Tout au long de la formation de futurs praticiens,  l’approche didactique des fondamentaux stimule l’adaptation et/ou l’ajustement des perceptions aux réalités du corps, à la clarté des objectifs des mouvements, à la diversité des effets évoqués.

Cette approche est approfondie à partir des contenus des écrits produits durant les ateliers. En effet, chacun a son appropriation du sens des mots. Nous l’avons vu, elle est en relation directe avec son histoire. Il devient alors incontournable pour chaque « auteur praticien » de travailler le sens donné et le sens reçu des fondamentaux et autres points d’appui abordés.

Ainsi donc, dans la continuité, le programme de base reste se re-mettre à l’épreuve du tapis. A l’épreuve du vivant. Observer. Mettre en doute. S’étonner. Construire. Déconstruire. Reconstruire. Dans le respect de son rythme.

Concrètement et progressivement, la pratique de la gh agit sur l’ensemble de ces chaînes musculaires et réajuste le schéma corporel. Le rythme proposé invite au  « petit, facile… » pour permettre aux fascias, aux muscles, au squelette, aux méridiens de bien s’étirer, au souffle d’oxygéner les tissus… Des changements se font. Le corps apprivoise « de ses nouvelles » en « lui parlant de lui ». Comme un tissu se forme. Se déforme. Se transforme.

Un professionnel de couture sait combien les retouches les plus complexes, qui concernent les modifications de l’ouvrage d’origine, exigent des connaissances de la structure et du montage des vêtements. Ce travail sera plus facile si les étapes de réalisation sont appliquées dans l’ordre et si la technique adéquate est choisie pour chaque élément modifié.  Alors, pour effectuer correctement ce type de retouche, quelle que soit la partie de vêtement, il est primordial de prendre d’abord un temps de réflexion parce que dans la plupart des cas, l’enjeu est de trouver une solution réalisable, adaptée, et très souvent d’être créatif.

En est-il de même pour le processus d’appropriation et de distanciation consciente et volontaire  d’un praticien en gh ?

Au cours des différentes formations de praticiens en gh, j’ai compris que le tout premier élément du processus d’appropriation revient à la proprioception.  C’est-à-dire la perception que le corps a de lui-même dans l’espace. C’est l’une des sources de connaissance les plus importantes. Elle est un des outils d’apprentissage fantastique. Un praticien gh  ne pense pas seulement avec son cerveau, mais avant tout avec son corps. La connaissance de son corps  devient un moyen de pensée et de communication avec le monde au quotidien[3].

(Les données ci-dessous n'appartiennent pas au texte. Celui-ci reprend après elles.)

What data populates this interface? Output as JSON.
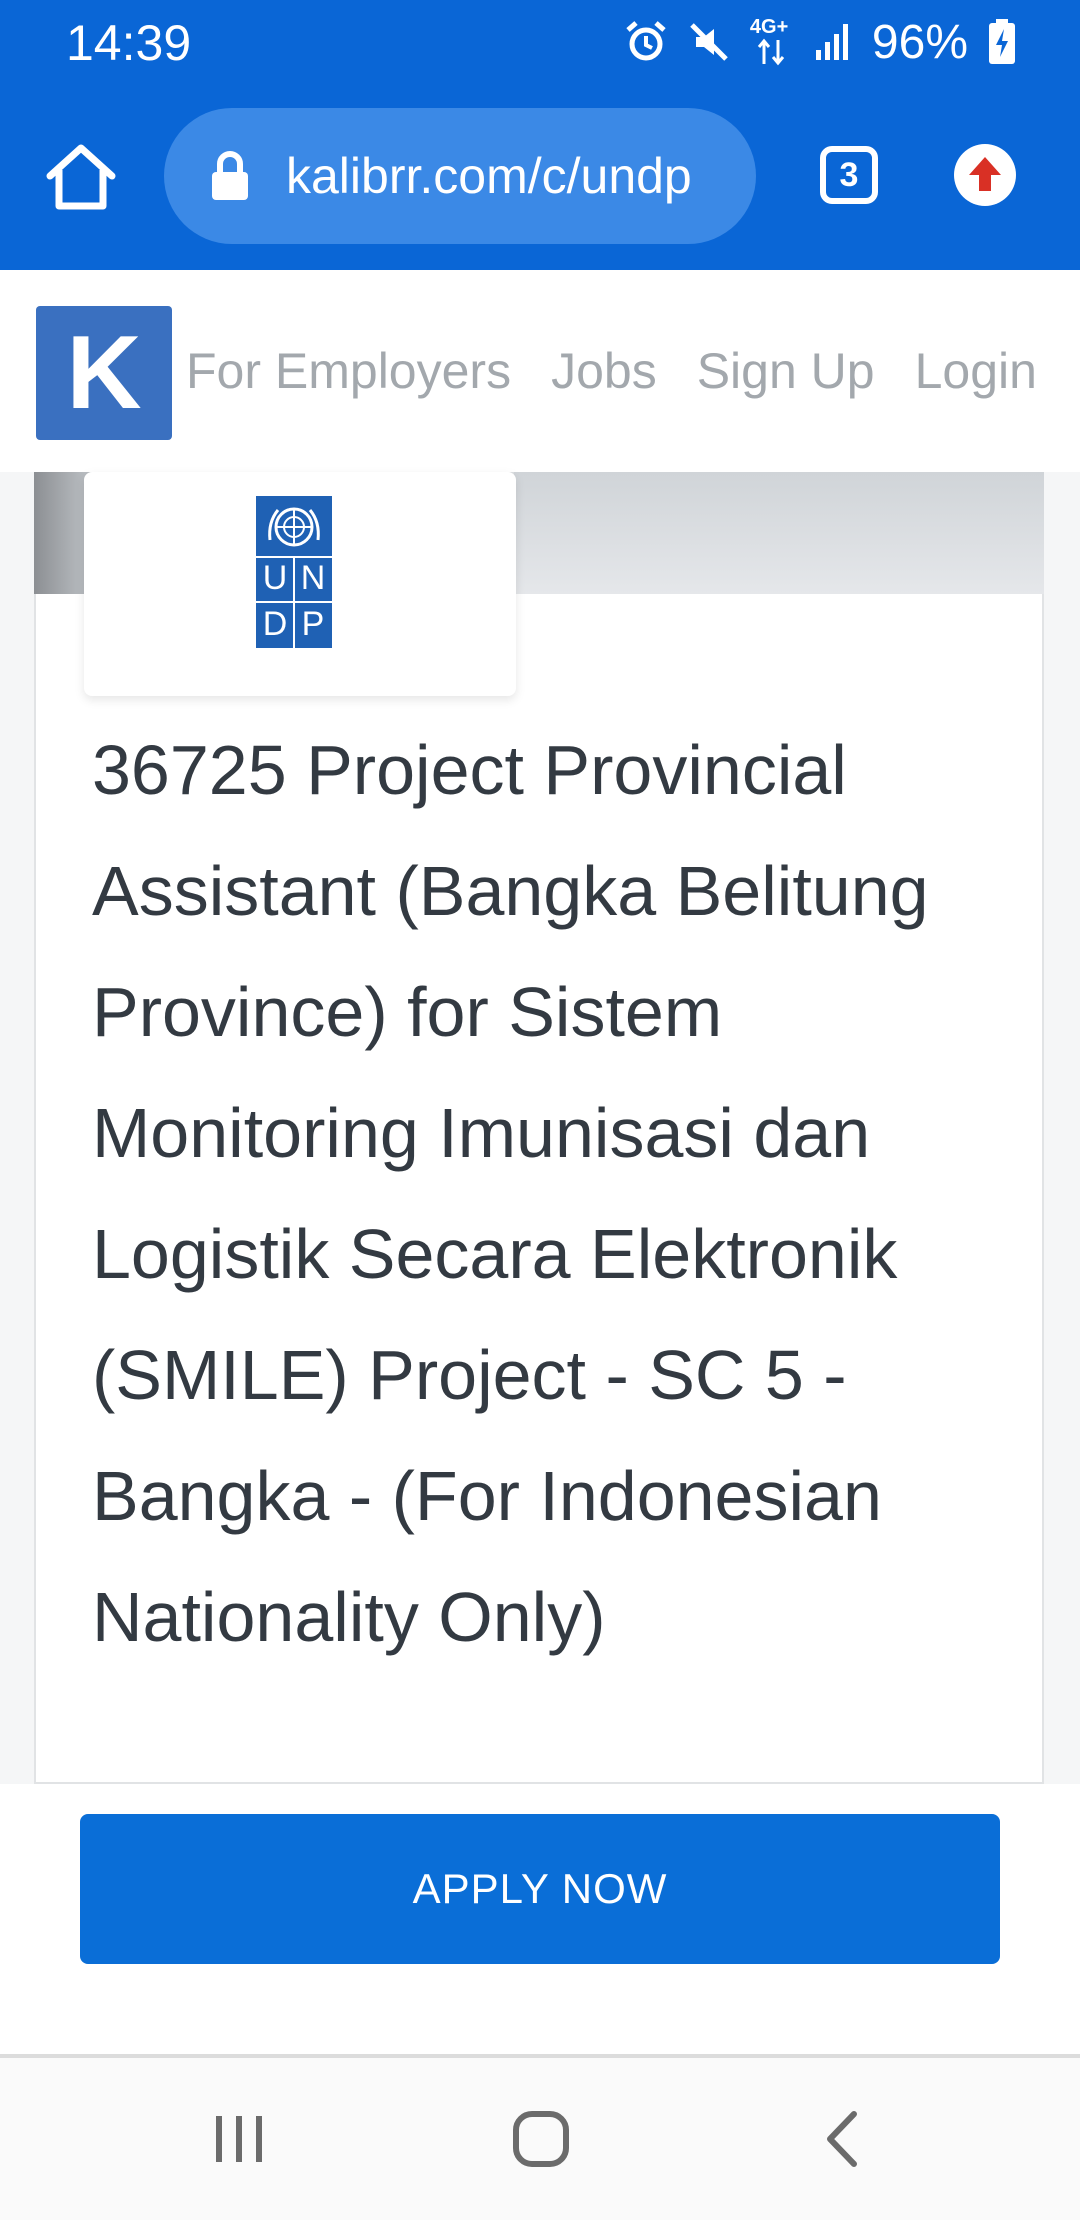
{
  "status_bar": {
    "time": "14:39",
    "network": "4G+",
    "battery": "96%"
  },
  "browser": {
    "url": "kalibrr.com/c/undp",
    "tab_count": "3"
  },
  "site_nav": {
    "logo_letter": "K",
    "links": [
      "For Employers",
      "Jobs",
      "Sign Up",
      "Login"
    ]
  },
  "company": {
    "logo_letters": [
      "U",
      "N",
      "D",
      "P"
    ]
  },
  "job": {
    "title": "36725 Project Provincial Assistant (Bangka Belitung Province) for Sistem Monitoring Imunisasi dan Logistik Secara Elektronik (SMILE) Project - SC 5 - Bangka - (For Indonesian Nationality Only)"
  },
  "apply": {
    "label": "APPLY NOW"
  },
  "colors": {
    "brand_blue": "#0a66d6",
    "apply_blue": "#0a6ed7",
    "logo_blue": "#3a70c0",
    "undp_blue": "#1f61b4"
  }
}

En réalité, une « double mobilisation » du processus de distanciation consciente et volontaire est attendue : la première en participant et la deuxième en donnant des cours de g.h.  Si possible de façon hebdomadaire. La pratique régulière de mouvements de g.h. induit un regard « autre » du corps et du mouvement. Immédiatement ce « praticien en marche » se place dans la posture du chercheur.

Ainsi, la pratique quotidienne modifie, ajuste, ouvre, découvre, développe, affine, informe, rassemble, isole… les perceptions corporelles personnelles et l’accueil de celles des personnes accompagnées. Autant d’informations sources d’interrogations et d’intégration des fondamentaux qui ne pourraient être acquis par la seule approche théorique de la gh.  Au risque de réduire les mémoires à de tristes tricotages étriqués de « cours de bio-méca »!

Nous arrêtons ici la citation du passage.